Dari kelima pendekatan diatas, yang akan dibahas lebih
jauh lagi yaitu tentang “literasi”, karena literasi sangatlah berpengaruh
terhadap permasalahan bangsa ini, contohnya KKN karena hal tersebut merupakan
kegagalan dari sistem pendidikan Indonesia yang menyebabkan cara kerja yang
payah. Kegagalan pendidikan di Indonesia
disinyalir karena gagalnya bangsa ini dalam mengembangkan budaya literasi.

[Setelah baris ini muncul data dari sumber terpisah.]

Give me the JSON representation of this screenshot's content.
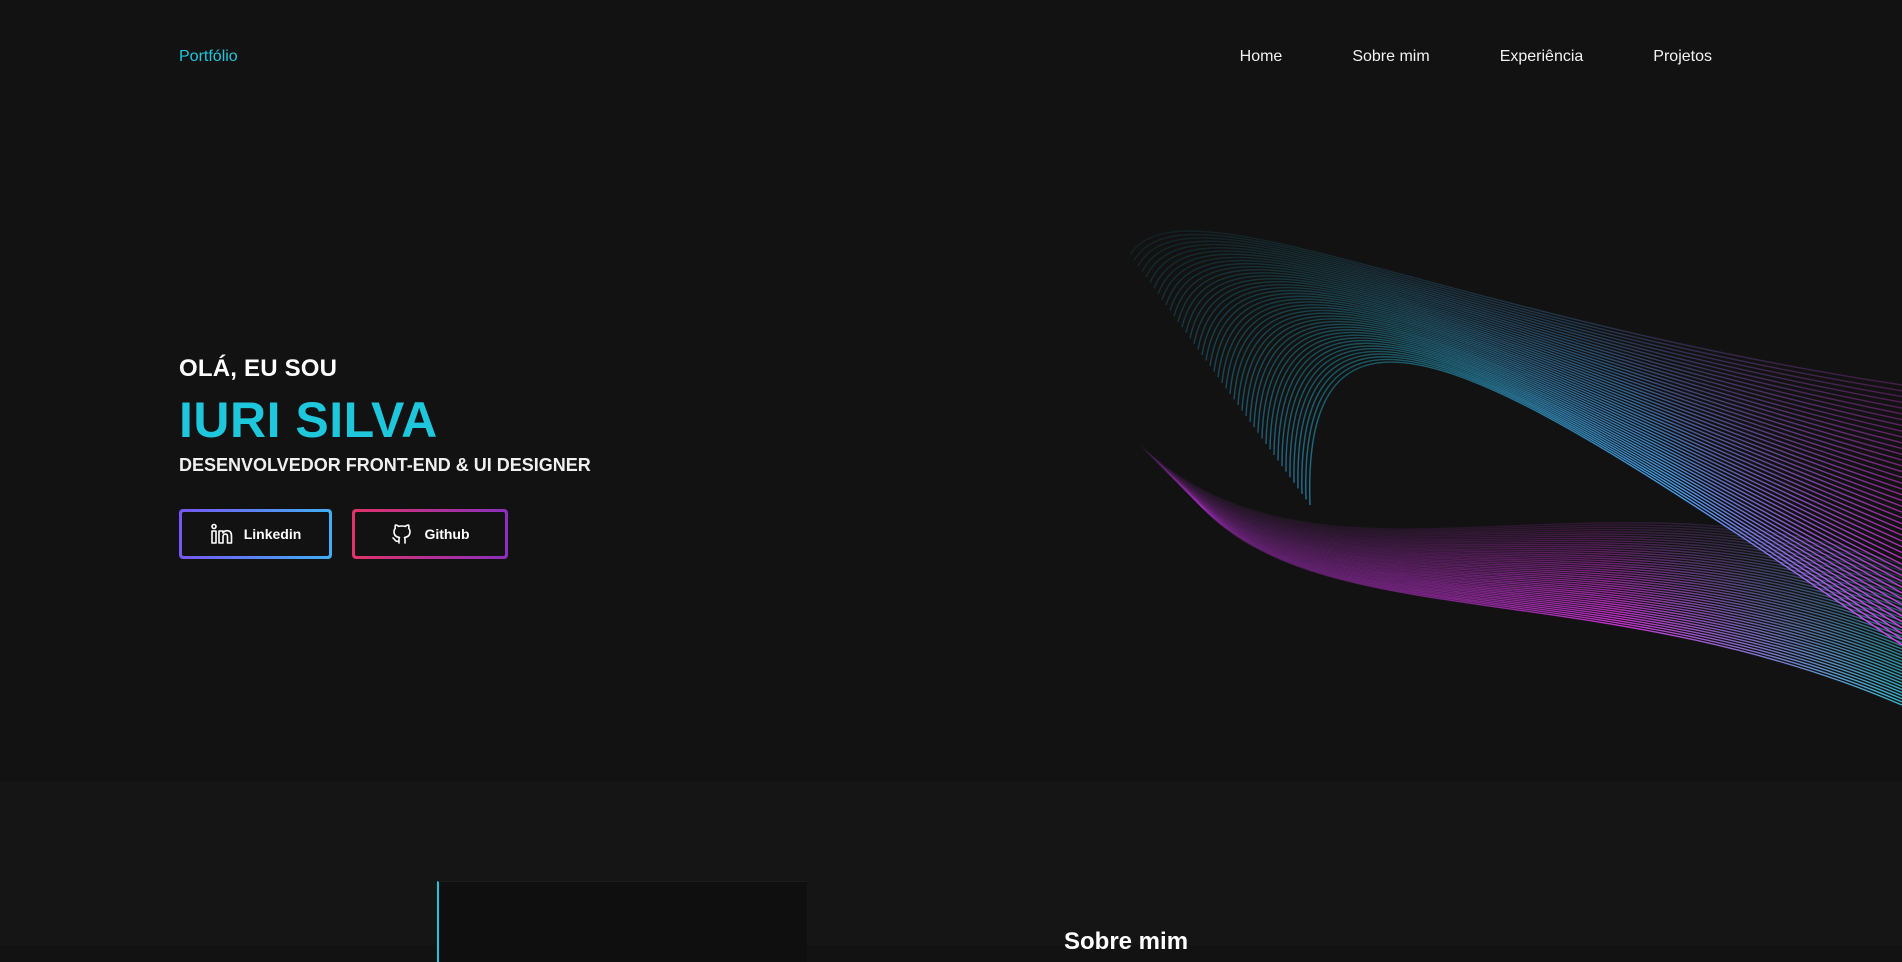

Literasi adalah pengetahuan dan keterampilan yang diperlukan dalam
menerapkan kemampuan membacanya untuk belajar lebih lanjut, dan
bukan hanya keterampilan
teknis dalam tingkat
belajar membaca namun juga dalam
hal keterampilan menulis. Laporan UNESCO
tahun 2006 tentang literasi dunia, menyatakan bahwa literasi adalah hak dasar
manusia sebagai bagian esensial dari hak pendidikan. Seandainya, dengan
terpenuhinya hak literasi memungkinkan kita mengakses sains, pengetahuan
teknologi, dan aturan hukum, serta mampu memanfaatkan kekayaan budaya negara
kita sendiri. Dengan kata lain, literasi menjadi titik utama untuk mengusahakan
meningkatnya kualitas hidup manusia, salah satunya dalam hal pendidikan. Pada
masa lampau membaca dan menulis dianggap cukup hanya sebatas untuk pendidikan
dasar pada saat usia dini saja untuk menghadapi kemajuan zaman. Namun dengan
berkembangnya zaman sekarang literasi bukan hanya satu macam saja (yakni,
membaca dan menulis), namun sekarang terdapat ungkapan – ungkapan literasi,
seperti:
1. Literasi komputer yaitu kemampuan untuk membuat dan memanipulasi
dokumen dan data dengan menggunakan perangkat computer.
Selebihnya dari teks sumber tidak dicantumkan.